One of these gentlemen, in the year 1763, was Mr. Grosvenor Bedford. He was not, to be sure, a court favorite, but a man, now well along in years, who had long ago been appointed to be Collector of the Customs at the port of Philadelphia. The appointment had been made by the great minister, Robert Walpole, for whom Mr. Bedford had unquestionably done some service or other, and of whose son, Horace Walpole, the letter-writer, he had continued from that day to be a kind of dependent or protege, being precisely the sort of un.o.btrusive factotum which that fastidious eccentric needed to manage his mundane affairs. But now, after this long time, when the King's business was placed in the hands of George Grenville, who entertained the odd notion that a Collector of the Customs should reside at the port of entry where the customs were collected rather than in London where he drew his salary, it was being noised about, and was presently reported at Strawberry Hill, that Mr. Bedford, along with many other estimable gentlemen, was forthwith to be turned out of his office.

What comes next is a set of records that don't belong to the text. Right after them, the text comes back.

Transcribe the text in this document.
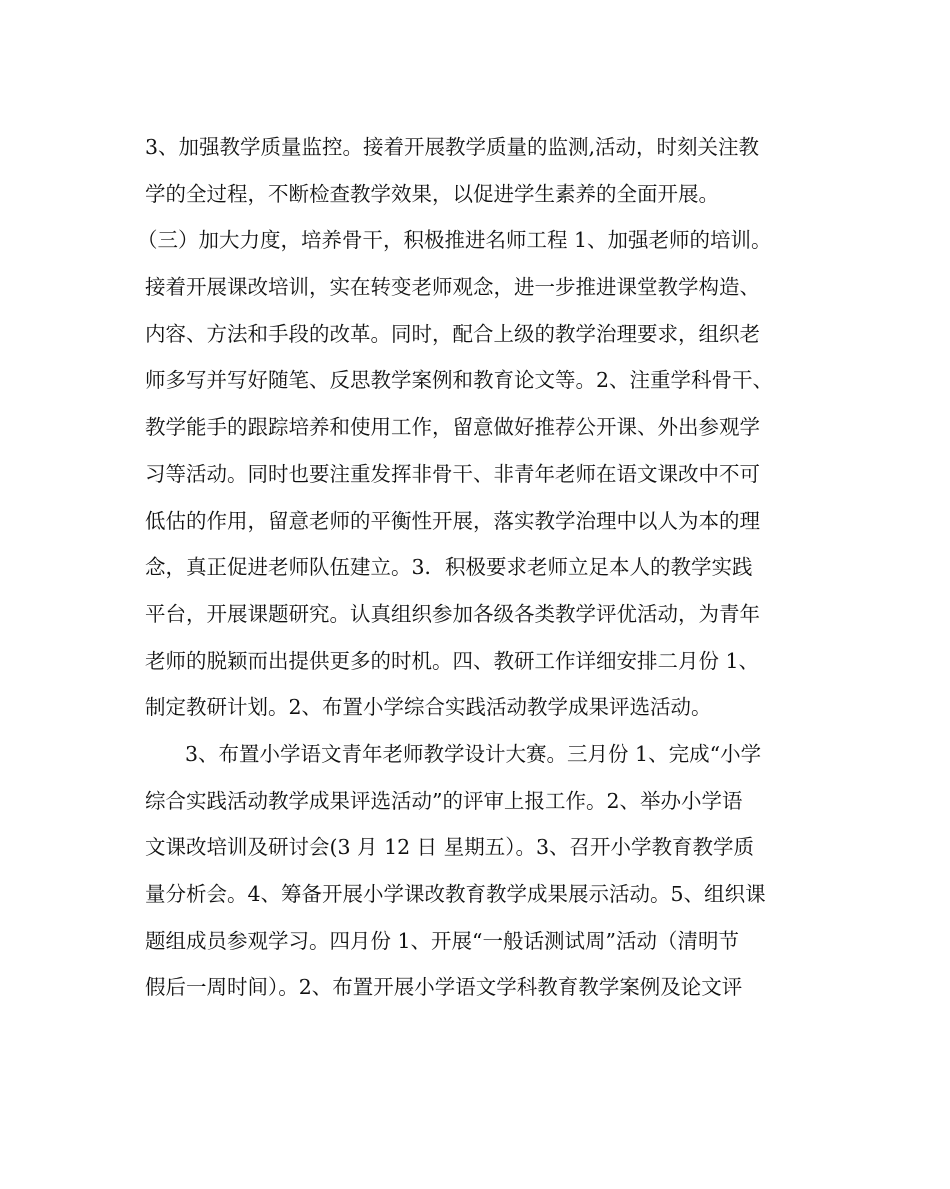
3、加强教学质量监控。接着开展教学质量的监测,活动，时刻关注教
学的全过程，不断检查教学效果，以促进学生素养的全面开展。
（三）加大力度，培养骨干，积极推进名师工程 1、加强老师的培训。
接着开展课改培训，实在转变老师观念，进一步推进课堂教学构造、
内容、方法和手段的改革。同时，配合上级的教学治理要求，组织老
师多写并写好随笔、反思教学案例和教育论文等。2、注重学科骨干、
教学能手的跟踪培养和使用工作，留意做好推荐公开课、外出参观学
习等活动。同时也要注重发挥非骨干、非青年老师在语文课改中不可
低估的作用，留意老师的平衡性开展，落实教学治理中以人为本的理
念，真正促进老师队伍建立。3．积极要求老师立足本人的教学实践
平台，开展课题研究。认真组织参加各级各类教学评优活动，为青年
老师的脱颖而出提供更多的时机。四、教研工作详细安排二月份 1、
制定教研计划。2、布置小学综合实践活动教学成果评选活动。
3、布置小学语文青年老师教学设计大赛。三月份 1、完成“小学
综合实践活动教学成果评选活动”的评审上报工作。2、举办小学语
文课改培训及研讨会(3 月 12 日 星期五）。3、召开小学教育教学质
量分析会。4、筹备开展小学课改教育教学成果展示活动。5、组织课
题组成员参观学习。四月份 1、开展“一般话测试周”活动（清明节
假后一周时间）。2、布置开展小学语文学科教育教学案例及论文评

To Horace Walpole it was a point of more than academic importance to know whether gentlemen were to be unceremoniously turned out of their offices. As far back as 1738, while still a lad, he had himself been appointed to be Usher of the Exchequer; and as soon as he came of age, he says, ”I took possession of two other little patent places in the Exchequer, called Comptroller of the Pipe, and Clerk of the Estreats”-all these places having been procured for him through the generosity of his father. The duties of these offices, one may suppose, were not arduous, for it seems that they were competently administered by Mr. Grosvenor Bedford, in addition to his duties as Collector of the Customs at the port of Philadelphia; so well administered, indeed, that Horace Walpole's income from them, which in 1740 was perhaps not more than 1500 pounds a year, nearly doubled in the course of a generation. And this income, together with another thousand which he had annually from the Collector's place in the Custom House, added to the interest of 20,000 pounds which he had inherited, enabled him to live very well, with immense leisure for writing odd books, and letters full of extremely interesting comment on the levity and low aims of his contemporaries.

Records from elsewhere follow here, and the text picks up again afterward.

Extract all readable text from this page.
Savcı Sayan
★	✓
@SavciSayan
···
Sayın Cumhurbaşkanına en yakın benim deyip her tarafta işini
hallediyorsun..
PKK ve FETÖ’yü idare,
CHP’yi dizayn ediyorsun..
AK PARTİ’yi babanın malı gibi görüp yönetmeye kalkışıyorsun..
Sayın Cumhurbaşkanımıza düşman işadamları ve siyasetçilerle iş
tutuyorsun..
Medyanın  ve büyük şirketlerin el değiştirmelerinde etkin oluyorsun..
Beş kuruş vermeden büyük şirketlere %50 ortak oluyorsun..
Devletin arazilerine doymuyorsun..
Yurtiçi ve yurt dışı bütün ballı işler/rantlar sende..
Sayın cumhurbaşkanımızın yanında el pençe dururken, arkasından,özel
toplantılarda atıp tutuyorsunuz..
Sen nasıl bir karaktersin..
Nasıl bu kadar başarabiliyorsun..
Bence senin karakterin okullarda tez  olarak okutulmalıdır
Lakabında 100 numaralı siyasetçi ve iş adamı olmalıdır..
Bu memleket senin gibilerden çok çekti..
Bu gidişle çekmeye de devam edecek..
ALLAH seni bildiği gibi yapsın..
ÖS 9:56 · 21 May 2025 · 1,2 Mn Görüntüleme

And so Horace Walpole, good patron that he was and competent letter-writer, very naturally, hearing that Mr. Bedford was to lose an office to which in the course of years he had become much accustomed, sat down and wrote a letter to Mr. George Grenville in behalf of his friend and servant. ”Though I am sensible I have no pretensions for asking you a favour,... yet I flatter myself I shall not be thought quite impertinent in interceding for a person, who I can answer has neither been to blame nor any way deserved punishment, and therefore I think you, Sir, will be ready to save him from prejudice. The person I mean is my deputy, Mr. Grosvenor Bedford, who, above five and twenty years ago, was appointed Collector of the Customs in Philadelphia by my father. I hear he is threatened to be turned out. If the least fault can be laid to his charge, I do not desire to have him protected. If there cannot, I am too well persuaded, Sir, of your justice not to be sure you will be pleased to protect him.”